The first writer, Peter Klopchic from CitiCapital Fleet, states that the two biggest direct costs are depreciation, and maintenance over the first two years. But not fuel. Odd. The maintenance charges on a brand new vehicle cost more than the gas? I disagree with depreciation being a direct cost. In accounting, depreciation is always an indirect cost, never direct. He also lists Indirect Costs as being Perk Value, Corporate Image, and Downtime, items that I have never heard of on an income statement. However, I have heard of these in sales and marketing. I'll conclude that he is not an accountant, but works in fleet sales.

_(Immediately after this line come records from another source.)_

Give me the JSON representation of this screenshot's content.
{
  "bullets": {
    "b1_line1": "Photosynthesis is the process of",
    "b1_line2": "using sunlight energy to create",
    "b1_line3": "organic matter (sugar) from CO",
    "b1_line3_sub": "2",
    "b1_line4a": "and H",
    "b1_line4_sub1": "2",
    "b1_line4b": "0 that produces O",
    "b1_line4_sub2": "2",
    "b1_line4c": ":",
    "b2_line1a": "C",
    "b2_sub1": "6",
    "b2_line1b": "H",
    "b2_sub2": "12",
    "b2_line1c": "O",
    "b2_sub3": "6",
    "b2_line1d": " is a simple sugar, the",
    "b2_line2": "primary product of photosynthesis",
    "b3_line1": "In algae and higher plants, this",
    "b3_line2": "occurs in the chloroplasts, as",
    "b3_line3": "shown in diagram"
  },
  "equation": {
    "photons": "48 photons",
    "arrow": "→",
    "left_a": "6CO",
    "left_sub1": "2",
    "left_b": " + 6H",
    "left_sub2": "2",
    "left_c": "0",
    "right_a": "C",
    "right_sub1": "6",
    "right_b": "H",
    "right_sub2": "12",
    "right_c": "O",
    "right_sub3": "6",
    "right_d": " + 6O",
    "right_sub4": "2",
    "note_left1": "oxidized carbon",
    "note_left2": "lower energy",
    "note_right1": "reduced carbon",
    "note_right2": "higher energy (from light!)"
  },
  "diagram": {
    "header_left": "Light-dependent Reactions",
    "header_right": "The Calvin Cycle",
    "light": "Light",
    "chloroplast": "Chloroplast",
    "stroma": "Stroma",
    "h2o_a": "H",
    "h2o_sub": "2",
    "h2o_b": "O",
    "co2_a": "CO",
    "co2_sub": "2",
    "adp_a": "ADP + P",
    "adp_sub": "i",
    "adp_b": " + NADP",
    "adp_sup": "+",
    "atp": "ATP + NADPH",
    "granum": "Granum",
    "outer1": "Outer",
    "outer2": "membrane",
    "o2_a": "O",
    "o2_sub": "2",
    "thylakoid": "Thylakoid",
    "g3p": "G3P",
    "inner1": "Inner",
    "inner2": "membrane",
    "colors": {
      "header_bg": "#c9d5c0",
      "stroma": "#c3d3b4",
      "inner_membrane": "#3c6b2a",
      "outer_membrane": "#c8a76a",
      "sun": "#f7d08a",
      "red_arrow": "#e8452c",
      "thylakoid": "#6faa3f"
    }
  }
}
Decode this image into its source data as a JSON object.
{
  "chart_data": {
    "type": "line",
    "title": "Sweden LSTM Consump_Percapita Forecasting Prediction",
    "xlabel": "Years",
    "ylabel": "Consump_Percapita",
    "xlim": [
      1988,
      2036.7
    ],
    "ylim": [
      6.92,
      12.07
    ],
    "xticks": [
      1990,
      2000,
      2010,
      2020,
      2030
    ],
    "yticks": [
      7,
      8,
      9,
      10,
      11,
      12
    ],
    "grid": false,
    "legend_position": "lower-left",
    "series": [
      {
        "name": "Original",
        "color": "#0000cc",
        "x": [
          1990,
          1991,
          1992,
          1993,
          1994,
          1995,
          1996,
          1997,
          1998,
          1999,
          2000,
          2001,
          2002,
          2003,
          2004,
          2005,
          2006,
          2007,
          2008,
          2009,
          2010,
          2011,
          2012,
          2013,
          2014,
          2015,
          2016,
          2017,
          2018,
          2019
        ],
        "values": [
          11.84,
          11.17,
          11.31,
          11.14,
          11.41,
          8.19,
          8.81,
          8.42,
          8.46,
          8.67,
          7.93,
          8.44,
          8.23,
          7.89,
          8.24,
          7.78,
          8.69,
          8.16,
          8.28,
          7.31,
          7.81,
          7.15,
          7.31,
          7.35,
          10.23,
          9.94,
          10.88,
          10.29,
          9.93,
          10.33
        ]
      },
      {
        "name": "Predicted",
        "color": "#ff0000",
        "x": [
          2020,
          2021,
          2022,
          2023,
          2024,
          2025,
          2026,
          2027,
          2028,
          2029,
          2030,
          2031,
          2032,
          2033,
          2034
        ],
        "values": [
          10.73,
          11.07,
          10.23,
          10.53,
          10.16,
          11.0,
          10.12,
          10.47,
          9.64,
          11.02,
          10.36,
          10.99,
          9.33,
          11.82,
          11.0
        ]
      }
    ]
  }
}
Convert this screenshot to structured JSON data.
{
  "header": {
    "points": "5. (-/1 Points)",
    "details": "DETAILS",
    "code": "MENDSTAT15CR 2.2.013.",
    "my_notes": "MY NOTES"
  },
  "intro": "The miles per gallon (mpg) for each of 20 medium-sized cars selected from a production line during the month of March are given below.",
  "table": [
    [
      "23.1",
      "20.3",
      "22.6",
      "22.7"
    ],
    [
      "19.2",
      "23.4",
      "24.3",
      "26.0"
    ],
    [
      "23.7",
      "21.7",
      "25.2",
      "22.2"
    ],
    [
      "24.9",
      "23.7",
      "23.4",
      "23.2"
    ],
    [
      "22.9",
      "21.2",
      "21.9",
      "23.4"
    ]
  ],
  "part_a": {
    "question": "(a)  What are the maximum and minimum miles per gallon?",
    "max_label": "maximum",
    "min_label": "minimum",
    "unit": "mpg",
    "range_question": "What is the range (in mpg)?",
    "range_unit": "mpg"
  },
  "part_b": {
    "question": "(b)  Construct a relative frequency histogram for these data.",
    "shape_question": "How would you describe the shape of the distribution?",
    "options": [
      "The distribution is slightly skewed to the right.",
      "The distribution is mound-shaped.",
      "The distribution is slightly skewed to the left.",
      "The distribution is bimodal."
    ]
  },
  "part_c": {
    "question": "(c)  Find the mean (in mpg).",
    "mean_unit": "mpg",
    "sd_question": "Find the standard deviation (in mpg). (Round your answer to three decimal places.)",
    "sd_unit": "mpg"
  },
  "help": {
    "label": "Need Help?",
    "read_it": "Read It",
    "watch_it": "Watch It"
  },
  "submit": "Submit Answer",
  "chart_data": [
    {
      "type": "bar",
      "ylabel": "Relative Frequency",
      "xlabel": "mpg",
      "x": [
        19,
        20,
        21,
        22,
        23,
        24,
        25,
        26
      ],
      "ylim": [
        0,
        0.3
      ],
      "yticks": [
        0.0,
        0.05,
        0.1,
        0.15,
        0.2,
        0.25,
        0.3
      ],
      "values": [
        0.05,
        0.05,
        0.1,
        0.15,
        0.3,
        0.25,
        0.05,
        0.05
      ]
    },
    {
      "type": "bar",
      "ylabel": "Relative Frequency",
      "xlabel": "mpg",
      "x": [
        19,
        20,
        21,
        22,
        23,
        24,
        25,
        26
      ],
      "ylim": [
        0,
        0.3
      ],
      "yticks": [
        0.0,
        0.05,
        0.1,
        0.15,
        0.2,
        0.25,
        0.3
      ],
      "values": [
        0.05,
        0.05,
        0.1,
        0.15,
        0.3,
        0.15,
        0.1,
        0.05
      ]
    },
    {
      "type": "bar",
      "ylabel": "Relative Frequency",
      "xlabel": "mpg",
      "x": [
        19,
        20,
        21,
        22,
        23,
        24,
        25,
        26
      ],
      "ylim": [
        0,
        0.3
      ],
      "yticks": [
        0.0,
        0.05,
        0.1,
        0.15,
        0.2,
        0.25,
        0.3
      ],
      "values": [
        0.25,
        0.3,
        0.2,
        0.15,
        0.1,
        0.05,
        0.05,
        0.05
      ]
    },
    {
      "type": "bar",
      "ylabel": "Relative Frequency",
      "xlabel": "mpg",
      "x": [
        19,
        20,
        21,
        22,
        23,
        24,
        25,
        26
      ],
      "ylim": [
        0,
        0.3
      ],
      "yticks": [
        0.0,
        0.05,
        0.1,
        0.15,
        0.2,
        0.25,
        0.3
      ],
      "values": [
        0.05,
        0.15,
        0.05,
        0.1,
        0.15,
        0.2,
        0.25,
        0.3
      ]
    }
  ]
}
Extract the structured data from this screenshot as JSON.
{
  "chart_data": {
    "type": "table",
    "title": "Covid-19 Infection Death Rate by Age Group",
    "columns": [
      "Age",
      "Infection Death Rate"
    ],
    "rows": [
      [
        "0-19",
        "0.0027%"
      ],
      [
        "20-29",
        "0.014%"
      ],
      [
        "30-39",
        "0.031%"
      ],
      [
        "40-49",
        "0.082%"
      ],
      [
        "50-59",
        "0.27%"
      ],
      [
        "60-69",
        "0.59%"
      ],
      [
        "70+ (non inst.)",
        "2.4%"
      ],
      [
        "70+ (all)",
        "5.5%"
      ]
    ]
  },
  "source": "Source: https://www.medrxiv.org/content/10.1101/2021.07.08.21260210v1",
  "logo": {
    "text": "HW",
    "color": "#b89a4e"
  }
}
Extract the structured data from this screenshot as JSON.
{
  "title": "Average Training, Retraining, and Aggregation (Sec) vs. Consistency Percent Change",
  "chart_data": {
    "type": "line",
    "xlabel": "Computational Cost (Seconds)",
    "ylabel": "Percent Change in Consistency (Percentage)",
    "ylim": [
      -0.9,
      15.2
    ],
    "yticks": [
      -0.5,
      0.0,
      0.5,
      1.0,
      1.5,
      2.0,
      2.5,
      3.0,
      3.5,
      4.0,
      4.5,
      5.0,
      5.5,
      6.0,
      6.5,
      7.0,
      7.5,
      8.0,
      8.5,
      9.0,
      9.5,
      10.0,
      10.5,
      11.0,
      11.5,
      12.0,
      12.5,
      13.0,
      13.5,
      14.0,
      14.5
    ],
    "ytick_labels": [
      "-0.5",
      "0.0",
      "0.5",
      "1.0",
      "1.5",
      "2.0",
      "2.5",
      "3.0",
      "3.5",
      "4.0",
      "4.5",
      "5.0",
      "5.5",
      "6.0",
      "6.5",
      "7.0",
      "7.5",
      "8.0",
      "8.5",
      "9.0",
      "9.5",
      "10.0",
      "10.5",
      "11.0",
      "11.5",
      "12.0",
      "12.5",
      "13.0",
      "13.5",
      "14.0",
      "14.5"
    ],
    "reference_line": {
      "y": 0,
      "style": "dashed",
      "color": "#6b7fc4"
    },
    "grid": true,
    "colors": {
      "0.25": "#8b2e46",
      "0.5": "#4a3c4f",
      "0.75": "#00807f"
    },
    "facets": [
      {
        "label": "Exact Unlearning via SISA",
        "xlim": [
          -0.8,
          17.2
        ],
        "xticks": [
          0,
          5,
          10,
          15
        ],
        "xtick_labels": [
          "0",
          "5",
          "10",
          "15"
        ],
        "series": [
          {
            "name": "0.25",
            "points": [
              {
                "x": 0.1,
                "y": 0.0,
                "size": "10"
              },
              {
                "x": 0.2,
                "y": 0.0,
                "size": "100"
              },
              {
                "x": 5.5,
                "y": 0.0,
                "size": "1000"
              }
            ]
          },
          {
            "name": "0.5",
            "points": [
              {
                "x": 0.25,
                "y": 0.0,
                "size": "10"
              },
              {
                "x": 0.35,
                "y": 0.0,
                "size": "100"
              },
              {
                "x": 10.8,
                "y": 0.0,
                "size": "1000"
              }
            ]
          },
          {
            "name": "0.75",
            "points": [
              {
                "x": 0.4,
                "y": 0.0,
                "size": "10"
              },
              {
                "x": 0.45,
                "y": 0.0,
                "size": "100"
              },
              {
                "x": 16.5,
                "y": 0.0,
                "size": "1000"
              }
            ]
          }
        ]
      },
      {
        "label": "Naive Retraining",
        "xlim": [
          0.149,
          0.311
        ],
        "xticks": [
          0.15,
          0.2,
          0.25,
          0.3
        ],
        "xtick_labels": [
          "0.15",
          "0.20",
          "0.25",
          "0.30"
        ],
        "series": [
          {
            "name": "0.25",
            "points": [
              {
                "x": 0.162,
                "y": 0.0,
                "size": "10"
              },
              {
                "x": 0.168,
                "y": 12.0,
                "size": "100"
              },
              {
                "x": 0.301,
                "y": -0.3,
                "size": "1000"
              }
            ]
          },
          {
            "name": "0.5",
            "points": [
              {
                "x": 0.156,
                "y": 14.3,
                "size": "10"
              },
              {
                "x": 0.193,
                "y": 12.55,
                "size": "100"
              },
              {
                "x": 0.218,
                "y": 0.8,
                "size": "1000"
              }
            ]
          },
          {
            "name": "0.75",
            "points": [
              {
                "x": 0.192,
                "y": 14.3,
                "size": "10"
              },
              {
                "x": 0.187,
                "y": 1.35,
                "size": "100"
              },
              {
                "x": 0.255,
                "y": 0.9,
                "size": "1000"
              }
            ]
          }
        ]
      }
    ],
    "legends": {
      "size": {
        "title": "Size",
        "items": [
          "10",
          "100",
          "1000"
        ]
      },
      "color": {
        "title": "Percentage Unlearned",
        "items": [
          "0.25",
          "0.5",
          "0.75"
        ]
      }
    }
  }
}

Other writers mention fuel efficiency. One quotes a number of fleet managers who consider MPG. Not surprisingly, some of these fleet managers also mention the Toyota Prius. One mentions that his Prius averages 44 MPG. However, again, the total cost of gas is not detailed over the TCO.

Terry Flesia from AutoCross & Associates, a fleet consulting firm in Irvine, CA, commented on fleet expenses, going back to the 1950s. In particular, fuel and depreciation expense.  Unfortunately, he combines these two expenses into one: "total fuel/net depreciation cost-combination", and does not provide a detailed example for explanation.  So, it's unclear what percent the fuel expense really is, or was.

The main thrust of all the writers in this PDF seem to be the cost of depreciation. Not fuel or other expenses.